Below are examples of a renal biopsy of an AA amyloidosis patient where the biopsy is stained, on the left, with Congo Red (where the effect of the polarization filter can be seen) and on the right Immunohistochemical staining with the specific monoclonal antibody directed against Serum amyloid A (SAA ; clone Reu86.2).
|Kidney – Congo Red staining||Kidney – Immunohistochemical staining with anti-SAA|
In Groningen we are able to extract the amyloid from the abdominal fat biopsy and to further type the amyloid through a panel of immunochemical tests, known as ELISAs. This method is suitable for distinguishing the most common types of amyloidosis (AA, AL-kappa, AL-lambda and ATTR), but only works if there is enough amyloid in the fat biopsy. If this method fails to characterize the amyloid, other biochemical techniques such as mass spectrometry (proteomics) can be used.

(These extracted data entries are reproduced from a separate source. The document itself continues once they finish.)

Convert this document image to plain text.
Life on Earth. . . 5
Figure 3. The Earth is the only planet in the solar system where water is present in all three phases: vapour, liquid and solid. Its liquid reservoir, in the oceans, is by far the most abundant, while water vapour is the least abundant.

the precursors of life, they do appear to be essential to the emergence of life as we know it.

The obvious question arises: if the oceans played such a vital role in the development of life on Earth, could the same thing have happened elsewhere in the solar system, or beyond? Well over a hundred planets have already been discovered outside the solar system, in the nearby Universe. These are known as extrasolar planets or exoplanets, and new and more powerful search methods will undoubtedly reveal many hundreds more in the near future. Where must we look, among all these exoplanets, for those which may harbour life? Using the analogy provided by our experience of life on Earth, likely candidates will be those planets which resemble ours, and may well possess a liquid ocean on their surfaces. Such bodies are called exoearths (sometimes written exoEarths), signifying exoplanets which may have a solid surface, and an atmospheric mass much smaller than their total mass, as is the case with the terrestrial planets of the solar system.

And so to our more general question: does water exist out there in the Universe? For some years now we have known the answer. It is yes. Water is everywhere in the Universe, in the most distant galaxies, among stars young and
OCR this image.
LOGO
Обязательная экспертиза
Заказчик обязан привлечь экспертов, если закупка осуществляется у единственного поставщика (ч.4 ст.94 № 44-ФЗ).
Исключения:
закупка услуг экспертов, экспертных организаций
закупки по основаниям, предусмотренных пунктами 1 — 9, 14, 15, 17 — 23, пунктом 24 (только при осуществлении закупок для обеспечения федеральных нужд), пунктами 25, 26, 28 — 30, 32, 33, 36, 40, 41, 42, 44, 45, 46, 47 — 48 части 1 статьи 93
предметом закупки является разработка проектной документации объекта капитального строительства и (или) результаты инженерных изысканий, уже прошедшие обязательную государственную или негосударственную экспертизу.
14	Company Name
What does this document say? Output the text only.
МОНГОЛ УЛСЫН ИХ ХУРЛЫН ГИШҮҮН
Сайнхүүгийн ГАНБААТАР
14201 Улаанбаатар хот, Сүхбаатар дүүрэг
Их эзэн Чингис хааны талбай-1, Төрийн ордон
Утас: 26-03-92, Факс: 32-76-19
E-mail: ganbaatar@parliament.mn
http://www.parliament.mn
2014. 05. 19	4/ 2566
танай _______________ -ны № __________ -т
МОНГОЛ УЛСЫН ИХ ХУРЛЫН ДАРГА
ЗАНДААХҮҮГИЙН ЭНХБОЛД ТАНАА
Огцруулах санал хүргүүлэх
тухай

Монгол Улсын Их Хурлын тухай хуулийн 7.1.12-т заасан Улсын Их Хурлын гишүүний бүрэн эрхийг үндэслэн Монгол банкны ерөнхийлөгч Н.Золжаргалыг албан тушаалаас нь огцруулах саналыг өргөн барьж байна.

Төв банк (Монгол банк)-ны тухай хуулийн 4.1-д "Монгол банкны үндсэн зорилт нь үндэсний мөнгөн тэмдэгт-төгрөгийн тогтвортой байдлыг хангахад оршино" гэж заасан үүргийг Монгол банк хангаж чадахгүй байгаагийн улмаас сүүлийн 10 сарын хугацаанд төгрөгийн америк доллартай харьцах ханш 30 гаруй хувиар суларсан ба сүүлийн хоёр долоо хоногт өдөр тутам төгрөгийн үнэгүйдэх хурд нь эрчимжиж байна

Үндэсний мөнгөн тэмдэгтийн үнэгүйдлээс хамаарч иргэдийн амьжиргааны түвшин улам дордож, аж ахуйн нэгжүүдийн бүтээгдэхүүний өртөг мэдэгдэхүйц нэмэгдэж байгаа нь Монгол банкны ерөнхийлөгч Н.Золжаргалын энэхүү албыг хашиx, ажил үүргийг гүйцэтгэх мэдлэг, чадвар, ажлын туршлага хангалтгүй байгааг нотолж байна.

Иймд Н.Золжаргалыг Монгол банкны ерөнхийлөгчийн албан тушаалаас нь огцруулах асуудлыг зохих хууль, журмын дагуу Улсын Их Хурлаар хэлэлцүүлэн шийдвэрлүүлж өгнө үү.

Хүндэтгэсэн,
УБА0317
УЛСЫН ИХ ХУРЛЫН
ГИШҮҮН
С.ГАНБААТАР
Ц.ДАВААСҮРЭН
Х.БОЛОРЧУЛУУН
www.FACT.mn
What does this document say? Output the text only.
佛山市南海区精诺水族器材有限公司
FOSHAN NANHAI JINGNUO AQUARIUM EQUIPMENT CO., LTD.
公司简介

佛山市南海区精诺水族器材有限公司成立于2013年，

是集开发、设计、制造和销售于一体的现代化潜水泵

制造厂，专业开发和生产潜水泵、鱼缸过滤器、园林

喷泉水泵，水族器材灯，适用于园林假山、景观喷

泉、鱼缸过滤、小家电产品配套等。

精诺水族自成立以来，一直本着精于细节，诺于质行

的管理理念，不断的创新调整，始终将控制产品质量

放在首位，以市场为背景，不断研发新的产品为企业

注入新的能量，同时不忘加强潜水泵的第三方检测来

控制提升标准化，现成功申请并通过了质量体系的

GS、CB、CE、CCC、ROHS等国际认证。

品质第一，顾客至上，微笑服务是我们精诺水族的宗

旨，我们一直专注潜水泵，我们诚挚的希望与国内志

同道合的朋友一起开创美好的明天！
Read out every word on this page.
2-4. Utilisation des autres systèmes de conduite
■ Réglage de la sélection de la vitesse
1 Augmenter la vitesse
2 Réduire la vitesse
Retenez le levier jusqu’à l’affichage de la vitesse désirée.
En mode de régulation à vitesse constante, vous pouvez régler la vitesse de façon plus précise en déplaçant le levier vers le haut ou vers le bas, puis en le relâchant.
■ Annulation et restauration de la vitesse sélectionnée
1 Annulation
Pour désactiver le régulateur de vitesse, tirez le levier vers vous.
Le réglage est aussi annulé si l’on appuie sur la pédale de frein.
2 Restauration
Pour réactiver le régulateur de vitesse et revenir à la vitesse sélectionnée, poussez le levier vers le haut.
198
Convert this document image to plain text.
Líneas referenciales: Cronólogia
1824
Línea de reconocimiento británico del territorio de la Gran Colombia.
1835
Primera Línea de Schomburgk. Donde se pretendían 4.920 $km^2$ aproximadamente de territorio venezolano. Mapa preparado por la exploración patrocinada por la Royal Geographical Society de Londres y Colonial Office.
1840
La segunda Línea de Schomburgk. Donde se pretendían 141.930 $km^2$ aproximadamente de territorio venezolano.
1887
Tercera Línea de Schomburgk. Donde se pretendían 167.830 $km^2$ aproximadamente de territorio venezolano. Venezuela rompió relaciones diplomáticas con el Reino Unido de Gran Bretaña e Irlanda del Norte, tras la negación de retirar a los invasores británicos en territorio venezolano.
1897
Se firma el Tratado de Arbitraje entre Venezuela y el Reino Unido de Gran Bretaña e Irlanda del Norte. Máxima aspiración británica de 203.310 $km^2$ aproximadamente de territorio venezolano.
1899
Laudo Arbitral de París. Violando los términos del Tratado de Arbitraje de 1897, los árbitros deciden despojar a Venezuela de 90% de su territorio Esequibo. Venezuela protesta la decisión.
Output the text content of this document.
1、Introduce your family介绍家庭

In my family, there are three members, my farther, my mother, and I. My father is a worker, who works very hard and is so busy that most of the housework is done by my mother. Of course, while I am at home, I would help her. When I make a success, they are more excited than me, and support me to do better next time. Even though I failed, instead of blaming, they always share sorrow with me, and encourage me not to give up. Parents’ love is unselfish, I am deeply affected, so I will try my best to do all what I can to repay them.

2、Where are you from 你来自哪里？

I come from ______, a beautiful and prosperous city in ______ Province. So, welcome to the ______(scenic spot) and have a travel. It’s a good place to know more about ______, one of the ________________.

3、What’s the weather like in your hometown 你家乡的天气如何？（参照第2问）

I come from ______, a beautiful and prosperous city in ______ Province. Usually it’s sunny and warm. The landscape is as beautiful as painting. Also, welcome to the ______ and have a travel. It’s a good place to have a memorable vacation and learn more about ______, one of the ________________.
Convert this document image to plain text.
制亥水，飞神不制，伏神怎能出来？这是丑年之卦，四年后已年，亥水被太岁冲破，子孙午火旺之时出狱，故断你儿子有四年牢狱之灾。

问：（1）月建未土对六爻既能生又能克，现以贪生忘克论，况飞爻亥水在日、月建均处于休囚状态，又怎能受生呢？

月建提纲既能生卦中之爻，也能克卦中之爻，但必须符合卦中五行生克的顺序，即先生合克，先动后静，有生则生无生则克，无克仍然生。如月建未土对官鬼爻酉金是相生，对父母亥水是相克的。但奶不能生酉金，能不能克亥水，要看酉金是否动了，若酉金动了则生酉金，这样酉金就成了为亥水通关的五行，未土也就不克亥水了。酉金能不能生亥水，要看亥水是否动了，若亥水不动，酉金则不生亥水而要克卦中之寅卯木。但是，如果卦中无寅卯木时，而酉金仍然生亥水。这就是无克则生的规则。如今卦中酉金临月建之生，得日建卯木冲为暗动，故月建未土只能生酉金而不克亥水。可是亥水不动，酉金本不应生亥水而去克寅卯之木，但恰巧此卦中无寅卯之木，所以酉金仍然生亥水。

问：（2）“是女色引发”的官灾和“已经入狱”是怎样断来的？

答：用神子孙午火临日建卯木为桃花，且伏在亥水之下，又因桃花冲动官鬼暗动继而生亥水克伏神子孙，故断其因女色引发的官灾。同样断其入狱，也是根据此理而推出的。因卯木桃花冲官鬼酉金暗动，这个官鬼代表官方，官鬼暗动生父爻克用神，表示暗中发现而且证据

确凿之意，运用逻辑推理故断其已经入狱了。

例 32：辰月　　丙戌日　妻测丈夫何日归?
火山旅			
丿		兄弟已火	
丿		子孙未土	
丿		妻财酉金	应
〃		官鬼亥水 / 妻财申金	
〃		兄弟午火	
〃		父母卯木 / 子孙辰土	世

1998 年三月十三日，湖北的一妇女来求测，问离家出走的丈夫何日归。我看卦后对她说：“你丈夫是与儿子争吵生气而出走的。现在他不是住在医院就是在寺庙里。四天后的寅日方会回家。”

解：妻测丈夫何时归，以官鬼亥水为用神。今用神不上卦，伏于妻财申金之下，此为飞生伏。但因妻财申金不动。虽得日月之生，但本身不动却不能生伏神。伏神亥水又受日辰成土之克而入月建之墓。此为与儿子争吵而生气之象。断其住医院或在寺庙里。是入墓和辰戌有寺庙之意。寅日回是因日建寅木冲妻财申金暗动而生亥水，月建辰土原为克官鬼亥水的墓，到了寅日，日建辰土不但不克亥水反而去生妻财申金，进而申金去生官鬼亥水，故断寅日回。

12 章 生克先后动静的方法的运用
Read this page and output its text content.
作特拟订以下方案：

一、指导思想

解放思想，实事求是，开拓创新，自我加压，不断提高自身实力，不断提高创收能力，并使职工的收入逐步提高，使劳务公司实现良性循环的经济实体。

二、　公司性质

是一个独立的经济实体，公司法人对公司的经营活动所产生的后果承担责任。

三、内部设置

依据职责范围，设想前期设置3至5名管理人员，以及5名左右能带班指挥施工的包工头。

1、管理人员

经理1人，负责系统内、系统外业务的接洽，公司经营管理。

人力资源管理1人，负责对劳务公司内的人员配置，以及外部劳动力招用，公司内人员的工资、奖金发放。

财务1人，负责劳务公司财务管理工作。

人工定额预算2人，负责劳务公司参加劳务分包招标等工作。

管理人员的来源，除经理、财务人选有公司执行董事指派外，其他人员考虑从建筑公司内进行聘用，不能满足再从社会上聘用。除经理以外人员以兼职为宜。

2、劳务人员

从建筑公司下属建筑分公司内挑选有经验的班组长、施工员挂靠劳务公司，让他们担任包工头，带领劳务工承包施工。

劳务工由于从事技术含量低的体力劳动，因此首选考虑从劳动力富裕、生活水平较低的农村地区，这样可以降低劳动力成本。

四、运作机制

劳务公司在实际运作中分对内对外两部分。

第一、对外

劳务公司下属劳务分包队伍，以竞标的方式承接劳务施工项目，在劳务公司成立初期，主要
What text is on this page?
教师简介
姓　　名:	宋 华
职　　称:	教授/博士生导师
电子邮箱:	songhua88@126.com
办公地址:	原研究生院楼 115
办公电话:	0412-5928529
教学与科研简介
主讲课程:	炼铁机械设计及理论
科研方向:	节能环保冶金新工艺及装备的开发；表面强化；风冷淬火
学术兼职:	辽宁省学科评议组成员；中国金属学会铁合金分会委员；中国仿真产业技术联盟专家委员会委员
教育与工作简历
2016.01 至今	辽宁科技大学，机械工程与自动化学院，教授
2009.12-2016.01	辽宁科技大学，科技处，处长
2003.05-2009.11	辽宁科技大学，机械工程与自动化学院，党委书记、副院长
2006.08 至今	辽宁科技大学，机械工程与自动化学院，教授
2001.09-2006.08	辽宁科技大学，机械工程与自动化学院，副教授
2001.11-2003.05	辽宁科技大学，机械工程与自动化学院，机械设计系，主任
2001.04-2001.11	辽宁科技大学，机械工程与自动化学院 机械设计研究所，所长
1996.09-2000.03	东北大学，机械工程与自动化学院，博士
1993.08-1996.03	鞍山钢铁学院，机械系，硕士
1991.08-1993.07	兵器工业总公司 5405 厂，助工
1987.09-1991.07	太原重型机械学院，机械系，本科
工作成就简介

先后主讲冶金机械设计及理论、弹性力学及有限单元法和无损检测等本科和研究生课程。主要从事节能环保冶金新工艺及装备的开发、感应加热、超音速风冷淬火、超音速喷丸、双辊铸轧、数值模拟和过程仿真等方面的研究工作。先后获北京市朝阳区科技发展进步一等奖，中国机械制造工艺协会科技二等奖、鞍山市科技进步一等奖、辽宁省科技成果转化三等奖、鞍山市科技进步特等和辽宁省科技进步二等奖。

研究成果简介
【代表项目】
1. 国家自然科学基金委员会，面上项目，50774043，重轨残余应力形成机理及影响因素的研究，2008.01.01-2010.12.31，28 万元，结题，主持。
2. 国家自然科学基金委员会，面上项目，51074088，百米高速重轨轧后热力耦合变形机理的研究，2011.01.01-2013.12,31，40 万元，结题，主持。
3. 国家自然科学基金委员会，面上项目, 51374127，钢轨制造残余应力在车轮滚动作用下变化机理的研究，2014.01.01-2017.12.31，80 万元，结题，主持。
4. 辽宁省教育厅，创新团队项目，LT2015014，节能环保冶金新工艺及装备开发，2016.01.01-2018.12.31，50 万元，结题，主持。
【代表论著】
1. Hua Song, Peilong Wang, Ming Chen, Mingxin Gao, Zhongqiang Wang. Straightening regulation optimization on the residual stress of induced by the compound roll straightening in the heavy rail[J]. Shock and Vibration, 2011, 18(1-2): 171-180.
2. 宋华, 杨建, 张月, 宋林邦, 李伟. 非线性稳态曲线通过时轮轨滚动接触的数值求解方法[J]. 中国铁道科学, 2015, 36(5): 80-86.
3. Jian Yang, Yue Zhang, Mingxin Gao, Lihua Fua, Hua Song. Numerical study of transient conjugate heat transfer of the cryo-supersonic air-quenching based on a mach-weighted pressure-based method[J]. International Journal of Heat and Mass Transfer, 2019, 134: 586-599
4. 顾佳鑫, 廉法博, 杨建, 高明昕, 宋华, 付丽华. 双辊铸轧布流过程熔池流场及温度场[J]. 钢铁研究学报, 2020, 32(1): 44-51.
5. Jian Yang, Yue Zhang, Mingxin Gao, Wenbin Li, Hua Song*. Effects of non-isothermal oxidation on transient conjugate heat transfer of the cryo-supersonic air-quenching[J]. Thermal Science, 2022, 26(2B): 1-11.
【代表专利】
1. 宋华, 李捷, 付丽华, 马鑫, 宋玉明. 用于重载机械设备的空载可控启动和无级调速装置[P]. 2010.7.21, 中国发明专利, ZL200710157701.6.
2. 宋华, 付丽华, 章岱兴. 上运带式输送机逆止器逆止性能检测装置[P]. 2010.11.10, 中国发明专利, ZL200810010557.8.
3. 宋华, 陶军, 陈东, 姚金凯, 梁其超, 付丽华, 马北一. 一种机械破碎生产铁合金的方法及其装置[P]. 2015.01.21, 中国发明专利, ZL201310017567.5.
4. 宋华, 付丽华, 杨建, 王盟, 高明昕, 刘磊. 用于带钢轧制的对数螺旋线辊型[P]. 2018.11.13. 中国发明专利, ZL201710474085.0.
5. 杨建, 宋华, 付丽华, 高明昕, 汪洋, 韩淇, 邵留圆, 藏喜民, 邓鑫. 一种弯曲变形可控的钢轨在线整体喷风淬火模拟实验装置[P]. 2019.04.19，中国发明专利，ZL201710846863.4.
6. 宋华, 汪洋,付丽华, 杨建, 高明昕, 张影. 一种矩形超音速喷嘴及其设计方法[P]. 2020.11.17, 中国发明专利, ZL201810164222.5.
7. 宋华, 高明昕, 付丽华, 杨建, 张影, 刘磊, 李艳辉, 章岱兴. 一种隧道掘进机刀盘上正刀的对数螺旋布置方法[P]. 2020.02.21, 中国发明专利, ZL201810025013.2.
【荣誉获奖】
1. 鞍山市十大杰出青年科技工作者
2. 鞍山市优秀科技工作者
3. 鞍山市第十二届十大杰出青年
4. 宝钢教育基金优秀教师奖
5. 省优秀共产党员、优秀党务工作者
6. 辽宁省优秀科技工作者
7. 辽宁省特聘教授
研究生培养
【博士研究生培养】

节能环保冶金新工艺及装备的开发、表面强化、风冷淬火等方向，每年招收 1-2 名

If there is evidence of ATTR amyloidosis, DNA testing will distinguish between the hereditary and the wild-type form. In addition to hereditary ATTR amyloidosis, there are several other, rarer types of hereditary amyloidosis (see table).
The DNA testing is done at the Department of Clinical Genetics. Most forms of hereditary amyloidosis have an autosomal dominant inheritance pattern.
When hereditary amyloidosis is diagnosed, adult family members are eligible for DNA testing. Patients with hereditary amyloidosis receive an information letter that they can give to their family members. Family members who wish to have DNA testing for hereditary amyloidosis and / or would like more information about this, can go to the Department of Clinical Genetics . If a DNA test shows that someone is a carrier of the predisposition for hereditary amyloidosis, a referral is made to the expertise center for screening for possible symptoms.
|Abbreviation||Protein (precursor)||Affected organs|
|ApoAI||Apolipoprotein A-I||Heart, liver, kidneys, nerves, larynx|
|ApoAII||Apolipoprotein A-II||Kidneys, heart|
|Beta2M||Beta-2 microglobulin||Gastrointestinal system, autonomic nervous system, salivary and tear glands|
|FGA||Fibrinogen Alfa chain||Kidneys|
|GSN||Gelsolin||Nervous system, skin and eyes|
|IL31RA||Interleukin-31 receptor A||Skin|
|LYS||Lysozyme||Kidneys, liver, heart, spleen, gastrointestinal tract, salivary glands|
|OSMR||Oncostatin M receptor||Skin|
|TTR||Transthyretin||Nervous system, heart, eyes, meninges|
- If amyloidosis is suspected, the amyloid must be detected in a biopsy
- The type of amyloid must also be determined. Various laboratory techniques are available for this
- Genetic testing is carried out to assess whether the form is hereditary.